Trois avantages de la régression LASSO avec validation croisée
Sélection de variables
En intégrant un terme de pénalisation, la régression LASSO optimise conjointement deux aspects critiques :
- Qualité de l’ajustement : à l’instar des MLG, la régression LASSO vise l’obtention d’un bon ajustement aux données.
- Structure des coefficients : la régression LASSO cherche une structure souhaitable pour les coefficients estimés.
La pénalité incite certains coefficients à diminuer et, dans certains cas, à devenir nuls. Ce compromis fait en sorte que le modèle conserve les variables les plus importantes et en élimine d’autres. Le modèle ainsi obtenu est plus simple, plus facile à comprendre et moins enclin au surajustement.
Même dans les cas où les données comportent peu de variables, l’intégration d’interactions entre les variables dans le modèle peut conduire à l’existence de centaines, voire de milliers de variables uniques en interaction. La régression LASSO gère bien les interactions entre les variables prédictives, y compris le traitement de la colinéarité.

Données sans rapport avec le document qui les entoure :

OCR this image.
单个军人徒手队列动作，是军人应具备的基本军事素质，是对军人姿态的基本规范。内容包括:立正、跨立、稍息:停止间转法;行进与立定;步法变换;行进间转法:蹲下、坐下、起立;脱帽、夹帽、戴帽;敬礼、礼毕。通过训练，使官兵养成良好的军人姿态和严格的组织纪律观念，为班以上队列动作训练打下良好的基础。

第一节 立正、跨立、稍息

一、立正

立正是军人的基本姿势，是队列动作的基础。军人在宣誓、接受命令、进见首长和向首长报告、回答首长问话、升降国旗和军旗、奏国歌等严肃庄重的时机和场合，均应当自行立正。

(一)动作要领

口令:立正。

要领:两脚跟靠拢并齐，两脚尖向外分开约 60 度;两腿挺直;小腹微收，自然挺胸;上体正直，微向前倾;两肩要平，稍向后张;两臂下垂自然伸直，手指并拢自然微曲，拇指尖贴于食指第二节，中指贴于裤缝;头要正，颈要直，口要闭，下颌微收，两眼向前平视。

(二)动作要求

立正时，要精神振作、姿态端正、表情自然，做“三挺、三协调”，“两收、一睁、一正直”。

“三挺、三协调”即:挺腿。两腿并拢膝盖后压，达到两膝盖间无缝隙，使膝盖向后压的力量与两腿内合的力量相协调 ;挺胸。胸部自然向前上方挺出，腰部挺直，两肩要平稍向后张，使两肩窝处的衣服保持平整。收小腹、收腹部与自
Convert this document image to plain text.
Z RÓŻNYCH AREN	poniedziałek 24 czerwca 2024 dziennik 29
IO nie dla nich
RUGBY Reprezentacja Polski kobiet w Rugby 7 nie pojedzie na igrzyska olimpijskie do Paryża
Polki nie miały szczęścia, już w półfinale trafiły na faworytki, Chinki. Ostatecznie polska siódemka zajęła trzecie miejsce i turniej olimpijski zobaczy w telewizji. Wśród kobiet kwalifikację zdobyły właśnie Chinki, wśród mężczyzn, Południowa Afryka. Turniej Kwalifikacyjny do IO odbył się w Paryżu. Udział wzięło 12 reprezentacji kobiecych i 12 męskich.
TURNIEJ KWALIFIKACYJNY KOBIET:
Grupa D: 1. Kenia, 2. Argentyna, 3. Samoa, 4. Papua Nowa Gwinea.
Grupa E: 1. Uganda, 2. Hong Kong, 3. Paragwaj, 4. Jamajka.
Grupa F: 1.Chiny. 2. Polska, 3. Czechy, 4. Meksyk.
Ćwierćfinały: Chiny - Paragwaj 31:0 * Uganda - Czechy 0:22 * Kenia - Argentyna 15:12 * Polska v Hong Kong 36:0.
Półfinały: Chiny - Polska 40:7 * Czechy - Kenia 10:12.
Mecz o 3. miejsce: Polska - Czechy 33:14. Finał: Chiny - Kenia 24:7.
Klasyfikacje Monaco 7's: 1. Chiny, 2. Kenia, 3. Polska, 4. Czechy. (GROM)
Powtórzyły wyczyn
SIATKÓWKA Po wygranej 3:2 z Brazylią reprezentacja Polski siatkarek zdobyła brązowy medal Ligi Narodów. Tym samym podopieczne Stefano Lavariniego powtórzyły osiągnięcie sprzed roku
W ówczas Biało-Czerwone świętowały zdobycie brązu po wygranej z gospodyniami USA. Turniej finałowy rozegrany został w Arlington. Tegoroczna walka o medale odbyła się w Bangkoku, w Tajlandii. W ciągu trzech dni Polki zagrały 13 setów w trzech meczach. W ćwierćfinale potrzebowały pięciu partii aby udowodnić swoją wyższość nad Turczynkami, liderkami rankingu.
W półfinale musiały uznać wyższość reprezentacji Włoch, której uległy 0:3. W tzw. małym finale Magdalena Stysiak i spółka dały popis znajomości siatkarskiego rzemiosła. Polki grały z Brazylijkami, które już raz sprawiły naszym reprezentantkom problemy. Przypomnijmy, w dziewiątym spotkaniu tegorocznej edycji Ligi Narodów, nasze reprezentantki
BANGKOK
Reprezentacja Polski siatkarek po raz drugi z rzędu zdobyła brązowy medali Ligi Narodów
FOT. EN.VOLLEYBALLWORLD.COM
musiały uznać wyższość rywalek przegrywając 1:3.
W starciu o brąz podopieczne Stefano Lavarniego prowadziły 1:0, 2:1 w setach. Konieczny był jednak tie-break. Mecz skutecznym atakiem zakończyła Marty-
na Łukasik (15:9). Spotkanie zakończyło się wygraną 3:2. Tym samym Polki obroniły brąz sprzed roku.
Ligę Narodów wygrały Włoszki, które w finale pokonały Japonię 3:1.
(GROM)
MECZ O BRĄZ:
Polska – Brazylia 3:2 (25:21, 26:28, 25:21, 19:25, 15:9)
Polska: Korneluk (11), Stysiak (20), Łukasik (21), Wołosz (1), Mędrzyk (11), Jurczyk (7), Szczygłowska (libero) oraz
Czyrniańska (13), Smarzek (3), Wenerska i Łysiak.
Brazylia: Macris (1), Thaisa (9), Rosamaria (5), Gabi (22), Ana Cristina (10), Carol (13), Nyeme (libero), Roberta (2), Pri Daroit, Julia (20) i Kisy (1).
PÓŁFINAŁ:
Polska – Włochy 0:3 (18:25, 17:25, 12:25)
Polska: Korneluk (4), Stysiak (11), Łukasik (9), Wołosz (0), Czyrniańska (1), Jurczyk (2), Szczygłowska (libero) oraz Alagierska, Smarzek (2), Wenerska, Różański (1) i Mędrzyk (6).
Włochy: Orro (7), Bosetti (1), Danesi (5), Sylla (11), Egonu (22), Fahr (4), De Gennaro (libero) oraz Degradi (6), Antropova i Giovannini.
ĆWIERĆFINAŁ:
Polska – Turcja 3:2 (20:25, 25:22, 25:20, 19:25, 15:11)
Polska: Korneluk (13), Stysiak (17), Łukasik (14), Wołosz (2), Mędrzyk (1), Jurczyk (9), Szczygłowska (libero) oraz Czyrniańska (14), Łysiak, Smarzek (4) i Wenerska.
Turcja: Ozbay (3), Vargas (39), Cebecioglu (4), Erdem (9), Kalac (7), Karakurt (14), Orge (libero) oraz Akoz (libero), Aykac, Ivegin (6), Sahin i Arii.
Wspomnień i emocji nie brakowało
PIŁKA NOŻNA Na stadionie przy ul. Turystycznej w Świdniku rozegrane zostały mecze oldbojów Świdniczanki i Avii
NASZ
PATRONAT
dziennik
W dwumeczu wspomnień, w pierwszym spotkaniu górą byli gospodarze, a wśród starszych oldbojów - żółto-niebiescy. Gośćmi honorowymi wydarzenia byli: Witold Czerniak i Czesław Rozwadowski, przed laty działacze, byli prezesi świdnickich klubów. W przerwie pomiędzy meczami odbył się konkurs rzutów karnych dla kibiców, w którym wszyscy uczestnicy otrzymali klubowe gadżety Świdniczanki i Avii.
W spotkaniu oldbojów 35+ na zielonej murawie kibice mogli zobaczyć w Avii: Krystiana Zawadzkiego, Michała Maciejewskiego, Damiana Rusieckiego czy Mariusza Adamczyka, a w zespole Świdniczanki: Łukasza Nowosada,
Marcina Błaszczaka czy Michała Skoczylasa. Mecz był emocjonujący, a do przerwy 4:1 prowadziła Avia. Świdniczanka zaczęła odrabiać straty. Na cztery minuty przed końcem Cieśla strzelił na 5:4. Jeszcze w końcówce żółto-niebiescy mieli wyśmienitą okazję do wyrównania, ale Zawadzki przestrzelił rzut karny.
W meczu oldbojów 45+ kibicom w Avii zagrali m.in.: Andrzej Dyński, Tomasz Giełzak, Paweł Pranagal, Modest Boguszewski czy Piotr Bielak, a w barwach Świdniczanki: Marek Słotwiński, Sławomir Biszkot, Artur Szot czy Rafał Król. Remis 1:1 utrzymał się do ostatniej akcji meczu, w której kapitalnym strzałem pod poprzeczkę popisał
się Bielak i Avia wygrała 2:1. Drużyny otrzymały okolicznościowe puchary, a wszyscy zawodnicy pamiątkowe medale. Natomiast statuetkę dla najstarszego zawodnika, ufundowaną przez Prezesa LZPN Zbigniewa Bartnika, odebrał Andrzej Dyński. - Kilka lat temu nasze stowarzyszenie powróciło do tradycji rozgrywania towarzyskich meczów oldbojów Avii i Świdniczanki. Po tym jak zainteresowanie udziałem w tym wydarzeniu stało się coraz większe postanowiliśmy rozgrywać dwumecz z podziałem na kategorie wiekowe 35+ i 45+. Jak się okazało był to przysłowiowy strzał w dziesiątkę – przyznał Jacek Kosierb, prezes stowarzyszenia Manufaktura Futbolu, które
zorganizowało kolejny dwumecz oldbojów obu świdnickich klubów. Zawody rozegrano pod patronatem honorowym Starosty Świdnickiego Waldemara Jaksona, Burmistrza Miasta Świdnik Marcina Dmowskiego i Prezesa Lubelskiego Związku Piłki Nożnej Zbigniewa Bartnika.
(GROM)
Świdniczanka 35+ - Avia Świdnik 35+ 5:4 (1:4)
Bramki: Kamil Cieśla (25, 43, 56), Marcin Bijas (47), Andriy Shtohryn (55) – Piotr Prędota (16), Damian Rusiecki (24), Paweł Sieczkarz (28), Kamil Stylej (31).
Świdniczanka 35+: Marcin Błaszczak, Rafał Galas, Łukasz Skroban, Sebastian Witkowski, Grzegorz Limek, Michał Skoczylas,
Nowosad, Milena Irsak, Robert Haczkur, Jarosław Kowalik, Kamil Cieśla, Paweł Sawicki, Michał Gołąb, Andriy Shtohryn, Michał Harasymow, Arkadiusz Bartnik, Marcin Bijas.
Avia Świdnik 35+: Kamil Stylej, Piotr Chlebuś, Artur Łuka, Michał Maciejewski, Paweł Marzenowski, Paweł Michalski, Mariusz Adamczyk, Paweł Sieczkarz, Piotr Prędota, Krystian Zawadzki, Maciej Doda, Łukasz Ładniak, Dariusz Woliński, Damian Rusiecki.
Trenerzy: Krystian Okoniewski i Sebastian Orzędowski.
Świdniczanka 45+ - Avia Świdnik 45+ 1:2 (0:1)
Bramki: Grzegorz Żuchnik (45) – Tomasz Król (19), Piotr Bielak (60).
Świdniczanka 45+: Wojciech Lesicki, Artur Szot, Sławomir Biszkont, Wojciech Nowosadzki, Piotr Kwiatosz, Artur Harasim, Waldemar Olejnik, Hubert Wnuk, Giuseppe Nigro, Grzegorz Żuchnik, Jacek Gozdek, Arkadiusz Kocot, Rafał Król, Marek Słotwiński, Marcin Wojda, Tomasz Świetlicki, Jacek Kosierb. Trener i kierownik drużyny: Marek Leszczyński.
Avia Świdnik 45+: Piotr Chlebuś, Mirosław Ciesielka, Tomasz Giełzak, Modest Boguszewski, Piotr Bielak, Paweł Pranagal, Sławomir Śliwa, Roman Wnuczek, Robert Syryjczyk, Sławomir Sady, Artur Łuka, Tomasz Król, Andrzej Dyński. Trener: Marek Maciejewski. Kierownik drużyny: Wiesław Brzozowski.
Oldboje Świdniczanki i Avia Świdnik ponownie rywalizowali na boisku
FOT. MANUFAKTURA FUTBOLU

Pour réduire davantage le nombre de variables dans le modèle, on peut délibérément simplifier la régression LASSO en utilisant un lambda plus grand que celui que suggère la validation croisée, ce qui peut être souhaitable dans certains cas.
Considération des hypothèses existantes
En utilisant comme point de départ une table de mortalité existante, les modèles LASSO peuvent intégrer des hypothèses existantes. L’utilisation d’une valeur lambda, établie par validation croisée, produit un modèle qui met en balance les hypothèses existantes et les données. Ce modèle s’ajuste au plus près des données statistiques, lorsqu’elles sont suffisamment nombreuses, et au plus près des hypothèses existantes, lorsque les données statistiques sont peu nombreuses.
Interprétabilité
En plus d’avoir moins de coefficients, la régression LASSO produit des résultats sous une forme semblable à celle des MLG. Cette cohérence est avantageuse pour les actuaires qui connaissent déjà bien les MLG. En fournissant une formule interprétable pour générer des prédictions, la régression LASSO permet aux spécialistes de bien comprendre les principaux facteurs qui sous-tendent les prédictions du modèle, évitant ainsi la complexité des « modèles en boîte noire ».
En résumé
La régression LASSO combine les avantages des méthodes avancées d’apprentissage automatique et la simplicité des MLG. Elle permet de sélectionner efficacement des variables parmi une multitude de possibilités, tout en considérant les hypothèses existantes. Le terme de pénalité fait en sorte que seuls les coefficients pertinents sont inclus pour les variables ayant suffisamment de données à l’appui.
Pour l’essentiel, disons que la régression LASSO pousse à l’utilisation de modèles simples dans lesquels seules les variables les plus importantes contribuent de façon significative aux résultats. Ces modèles ont des coefficients que les actuaires peuvent facilement interpréter et utiliser pour établir des hypothèses.
Cet article présente l’opinion de ses auteurs et ne constitue pas un énoncé officiel de l’ICA.
Ouvrage de référence
TIBSHIRANI, Robert. « Regression Shrinkage and Selection via the Lasso », Journal of the Royal Statistical Society,série B (méthodologique),1996,vol. 58, no 1, p. 267-288.